Hier in dem Gemälde. Da sind die zarten Brücken aus Farbe. Sie sind feinstes Gespleiss aus haarbreiten Farbseilchen. Sie wirken herüber und gondeln in das Innere durch mein Sehen. Dort verweilen sie und erwarten vielleicht den Korpuskeltod. Oder sie entfliehen ihm und wachsen zu einzelnen Ornamenten heran, die manchmal einen Trost erzeugen. Homofinal weiterleben als Metaboliten der Farbe. Vielleicht an der Blutfarbe haften. In Abwehr und Gegenwehr zirkulieren. Einen inneren Haushalt bestellen als strömende Farbmetaboliten. Sie, die Ausreißer eines Bildes, welche überraschend unsere Stimmung einfangen, sie ganz schnell verändern, unterlegen, oder aufpeitschen. Alles das ist möglicherweise ausgegangen von der Schamanenkraft eines Bildes. Ob denn Malerei wirken kann wie ein Stab der Stäbe eines Äskulap? Erzeugt ein Badegang am Farbkörper ein Refaire in meinen Körperzellen? Oder zergeht dieser Farbbalsam, als kostbares Angekommenes, augenblicklich zu Schaumblasen an unserer Netzhaut?

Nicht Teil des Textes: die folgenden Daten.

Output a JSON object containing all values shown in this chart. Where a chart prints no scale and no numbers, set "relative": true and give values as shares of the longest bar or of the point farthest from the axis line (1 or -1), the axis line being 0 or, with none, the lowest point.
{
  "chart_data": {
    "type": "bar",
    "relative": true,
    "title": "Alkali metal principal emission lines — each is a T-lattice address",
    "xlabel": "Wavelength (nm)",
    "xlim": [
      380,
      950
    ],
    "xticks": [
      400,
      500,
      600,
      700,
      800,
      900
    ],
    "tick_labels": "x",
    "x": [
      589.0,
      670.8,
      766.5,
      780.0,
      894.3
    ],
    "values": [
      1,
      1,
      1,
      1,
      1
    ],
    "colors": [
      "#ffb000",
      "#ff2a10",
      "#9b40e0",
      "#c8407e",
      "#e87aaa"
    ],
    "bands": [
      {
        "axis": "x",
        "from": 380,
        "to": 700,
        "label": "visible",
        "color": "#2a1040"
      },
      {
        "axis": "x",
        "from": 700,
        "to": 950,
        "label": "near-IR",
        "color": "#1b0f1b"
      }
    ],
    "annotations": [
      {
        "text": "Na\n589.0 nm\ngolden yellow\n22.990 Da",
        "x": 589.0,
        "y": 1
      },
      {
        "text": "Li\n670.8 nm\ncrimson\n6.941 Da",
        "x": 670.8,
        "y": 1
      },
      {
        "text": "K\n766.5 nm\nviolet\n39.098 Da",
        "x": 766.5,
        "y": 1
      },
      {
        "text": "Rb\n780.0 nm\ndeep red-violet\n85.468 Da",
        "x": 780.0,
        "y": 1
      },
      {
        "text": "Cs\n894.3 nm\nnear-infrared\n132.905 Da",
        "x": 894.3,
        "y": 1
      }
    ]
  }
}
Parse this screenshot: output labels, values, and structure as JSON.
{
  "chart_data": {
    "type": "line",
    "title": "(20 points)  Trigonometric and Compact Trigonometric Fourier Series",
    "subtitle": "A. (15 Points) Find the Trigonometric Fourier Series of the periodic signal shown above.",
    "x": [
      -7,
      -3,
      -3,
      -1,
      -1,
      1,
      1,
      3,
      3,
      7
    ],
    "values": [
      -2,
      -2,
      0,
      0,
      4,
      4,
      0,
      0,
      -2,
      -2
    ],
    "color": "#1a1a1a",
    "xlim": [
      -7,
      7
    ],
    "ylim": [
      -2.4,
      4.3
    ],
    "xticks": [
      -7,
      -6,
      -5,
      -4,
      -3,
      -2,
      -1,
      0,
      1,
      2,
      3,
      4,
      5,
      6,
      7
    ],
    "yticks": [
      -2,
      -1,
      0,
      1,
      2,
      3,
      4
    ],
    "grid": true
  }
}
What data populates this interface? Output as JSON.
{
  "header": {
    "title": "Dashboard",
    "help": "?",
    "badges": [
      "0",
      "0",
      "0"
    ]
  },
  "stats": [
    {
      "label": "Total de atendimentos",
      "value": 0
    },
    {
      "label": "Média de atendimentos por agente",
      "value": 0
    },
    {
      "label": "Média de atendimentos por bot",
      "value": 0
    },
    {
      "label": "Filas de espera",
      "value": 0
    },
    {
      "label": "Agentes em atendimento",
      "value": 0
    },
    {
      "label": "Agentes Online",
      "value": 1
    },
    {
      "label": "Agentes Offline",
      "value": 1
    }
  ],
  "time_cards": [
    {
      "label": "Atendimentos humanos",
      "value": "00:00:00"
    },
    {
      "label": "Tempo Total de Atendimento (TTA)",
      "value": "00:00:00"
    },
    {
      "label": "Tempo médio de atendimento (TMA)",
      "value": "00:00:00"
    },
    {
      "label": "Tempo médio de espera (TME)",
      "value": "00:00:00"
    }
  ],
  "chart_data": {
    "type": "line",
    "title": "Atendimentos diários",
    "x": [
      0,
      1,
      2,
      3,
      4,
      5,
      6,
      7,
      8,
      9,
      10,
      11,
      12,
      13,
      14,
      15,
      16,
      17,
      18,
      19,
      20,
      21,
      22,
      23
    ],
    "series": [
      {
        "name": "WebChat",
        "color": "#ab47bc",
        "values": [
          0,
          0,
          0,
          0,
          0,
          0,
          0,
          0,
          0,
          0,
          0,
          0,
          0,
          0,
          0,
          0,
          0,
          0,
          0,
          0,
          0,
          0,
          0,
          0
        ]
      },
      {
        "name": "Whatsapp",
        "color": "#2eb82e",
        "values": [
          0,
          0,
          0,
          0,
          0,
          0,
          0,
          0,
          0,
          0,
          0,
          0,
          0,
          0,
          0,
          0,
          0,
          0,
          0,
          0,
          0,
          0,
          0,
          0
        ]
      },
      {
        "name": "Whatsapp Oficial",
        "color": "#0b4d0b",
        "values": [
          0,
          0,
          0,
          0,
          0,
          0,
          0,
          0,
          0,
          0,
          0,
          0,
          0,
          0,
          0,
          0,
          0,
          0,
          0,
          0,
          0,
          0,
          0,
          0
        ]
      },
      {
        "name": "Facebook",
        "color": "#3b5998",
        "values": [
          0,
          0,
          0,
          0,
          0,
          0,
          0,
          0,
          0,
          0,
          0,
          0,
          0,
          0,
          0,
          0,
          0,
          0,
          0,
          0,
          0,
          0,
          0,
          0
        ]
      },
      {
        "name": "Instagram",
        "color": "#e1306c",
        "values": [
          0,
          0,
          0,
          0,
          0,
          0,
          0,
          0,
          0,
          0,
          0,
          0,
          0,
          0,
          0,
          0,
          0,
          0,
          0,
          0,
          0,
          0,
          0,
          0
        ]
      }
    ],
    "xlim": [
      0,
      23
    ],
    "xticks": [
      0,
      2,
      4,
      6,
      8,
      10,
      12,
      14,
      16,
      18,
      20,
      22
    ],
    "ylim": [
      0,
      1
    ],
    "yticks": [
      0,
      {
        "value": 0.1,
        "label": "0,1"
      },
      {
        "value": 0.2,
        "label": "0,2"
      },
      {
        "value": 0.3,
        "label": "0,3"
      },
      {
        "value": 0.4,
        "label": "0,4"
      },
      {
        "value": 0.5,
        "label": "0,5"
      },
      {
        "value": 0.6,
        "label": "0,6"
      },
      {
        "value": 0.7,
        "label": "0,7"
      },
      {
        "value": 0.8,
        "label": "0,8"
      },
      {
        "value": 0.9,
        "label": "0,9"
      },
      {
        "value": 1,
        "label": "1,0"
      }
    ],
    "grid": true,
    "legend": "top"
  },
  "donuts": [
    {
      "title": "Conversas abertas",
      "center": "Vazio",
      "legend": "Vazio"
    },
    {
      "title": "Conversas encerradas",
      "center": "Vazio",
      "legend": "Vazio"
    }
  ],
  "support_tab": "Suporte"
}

Jetzt, hier an diesem Gemälde, da nimmt sich unser Parietalauge wieder eine Dosis Farbe und vergnügt sich damit auf der Pons Medici.

VII
SIRENENGESANG IM MARMOTTENGANG

Ursa, ein Bild über die Bilder. Immer wieder Neumalen. Gemälde auf Gemäldefolge. Wie soll ich standhalten dem Juwelendruck und zermahlenem Edelgestein? Davongehen vor der niedersinkenden Titanwolke. Mich aus ihrem Staub davonmachen. Heran an die Bäche, an Fontanellenrauch. An die Erscheinung hellster Vulkanstelle. Helle, wie Milch und Butter aus Sternenlicht fließt mir zu. Das Bild. Ursa, ein Name für viele Namen. Weiße und Äther und Atem und Bild einer Bärin aus Feuer; Ströme aus Farbe wie Butter und Milch, anziehendes Höhenlicht. Farbe, Bild der Versuchung, Vertreibung, Sirene.